Гикуру молча подал блестящую полоску. Он стоял не шевелясь, крепко сжав руки.

— Надень колечко, бвана, — медленно проговорил он. — Пусть птичка отнесёт его в такую хорошую страну. Дай, я потрогаю колечко хорошей страны. Как её зовут, бвана?

Рука мальчика дотронулась до крошечного колечка так осторожно и почтительно, что профессор Линдгрен почувствовал, что ему на минуту затуманило глаза и сжало сердце. Он кашлянул и перевёл дыхание.

— Её зовут СССР, — ответил он и, помолчав, добавил: — Я и раньше думал, что это неплохая страна. Но, кажется, гм, кажется, это удивительно хорошая страна.

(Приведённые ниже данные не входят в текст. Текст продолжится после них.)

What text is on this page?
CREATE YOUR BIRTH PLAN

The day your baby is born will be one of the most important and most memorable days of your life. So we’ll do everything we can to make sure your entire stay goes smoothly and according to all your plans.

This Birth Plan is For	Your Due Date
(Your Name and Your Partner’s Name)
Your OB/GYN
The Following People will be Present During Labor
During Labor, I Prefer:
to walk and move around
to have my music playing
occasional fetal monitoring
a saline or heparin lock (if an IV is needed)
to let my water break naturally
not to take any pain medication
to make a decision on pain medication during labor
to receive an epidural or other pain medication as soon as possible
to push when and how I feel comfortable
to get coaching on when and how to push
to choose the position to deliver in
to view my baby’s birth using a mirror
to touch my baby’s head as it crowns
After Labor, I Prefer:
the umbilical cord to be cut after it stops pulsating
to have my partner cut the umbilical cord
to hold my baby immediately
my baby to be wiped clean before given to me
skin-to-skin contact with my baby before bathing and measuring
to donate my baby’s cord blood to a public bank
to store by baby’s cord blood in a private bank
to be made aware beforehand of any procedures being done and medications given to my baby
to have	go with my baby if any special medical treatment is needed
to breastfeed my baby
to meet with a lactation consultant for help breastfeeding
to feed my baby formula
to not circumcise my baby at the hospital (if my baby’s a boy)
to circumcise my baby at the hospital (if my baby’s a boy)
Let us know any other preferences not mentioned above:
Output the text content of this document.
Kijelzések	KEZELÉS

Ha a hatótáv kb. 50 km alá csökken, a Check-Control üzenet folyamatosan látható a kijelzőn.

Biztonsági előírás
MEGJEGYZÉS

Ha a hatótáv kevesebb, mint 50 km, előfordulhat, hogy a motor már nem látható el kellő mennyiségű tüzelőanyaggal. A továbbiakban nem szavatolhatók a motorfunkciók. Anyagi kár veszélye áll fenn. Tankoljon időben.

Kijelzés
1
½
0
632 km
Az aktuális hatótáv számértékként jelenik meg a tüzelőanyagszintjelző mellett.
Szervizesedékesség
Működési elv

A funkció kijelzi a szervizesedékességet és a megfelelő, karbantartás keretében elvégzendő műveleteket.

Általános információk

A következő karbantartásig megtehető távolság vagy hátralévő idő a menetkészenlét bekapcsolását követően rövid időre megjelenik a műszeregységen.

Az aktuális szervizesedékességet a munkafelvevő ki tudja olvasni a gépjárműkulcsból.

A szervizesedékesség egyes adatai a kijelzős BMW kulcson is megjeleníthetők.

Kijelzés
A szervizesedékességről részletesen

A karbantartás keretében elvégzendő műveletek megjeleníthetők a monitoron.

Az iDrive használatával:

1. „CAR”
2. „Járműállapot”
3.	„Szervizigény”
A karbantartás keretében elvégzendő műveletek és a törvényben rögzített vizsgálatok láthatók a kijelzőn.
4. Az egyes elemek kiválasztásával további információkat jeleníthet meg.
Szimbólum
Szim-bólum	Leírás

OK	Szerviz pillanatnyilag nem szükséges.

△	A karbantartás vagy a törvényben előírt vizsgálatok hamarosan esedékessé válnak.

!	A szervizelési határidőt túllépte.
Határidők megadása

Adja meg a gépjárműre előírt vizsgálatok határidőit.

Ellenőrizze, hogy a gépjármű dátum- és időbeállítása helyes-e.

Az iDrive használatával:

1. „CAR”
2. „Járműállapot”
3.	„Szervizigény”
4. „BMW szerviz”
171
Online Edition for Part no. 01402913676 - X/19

День уже сменился вечером, за вечером пришла ночь, а профессор Линдгрен всё сидел в темноте, не зажигая лампы у письменного стола, и думал.

Научная работа закончена, итоги подведены. Можно укладывать чемоданы. Только все ли итоги подведены?..

«Дай, бвана, я потрогаю колечко хорошей страны». Как он это сказал! И ещё… «белые, чёрные, разницы нет. Как это может быть, бвана?»

Эти — Диринг и, как его, Джексон — негодяи. Ну, им и попадало от него за жестокость с неграми. Возмутительно. Но что делать дальше, как это в корне изменить — об этом он раньше не задумывался. Времени как-то не хватало. А вот сегодня…

Эти малыши нашли такие простые слова, и профессор Линдгрен сам ещё не знал почему, но что-то шевельнулось в его душе.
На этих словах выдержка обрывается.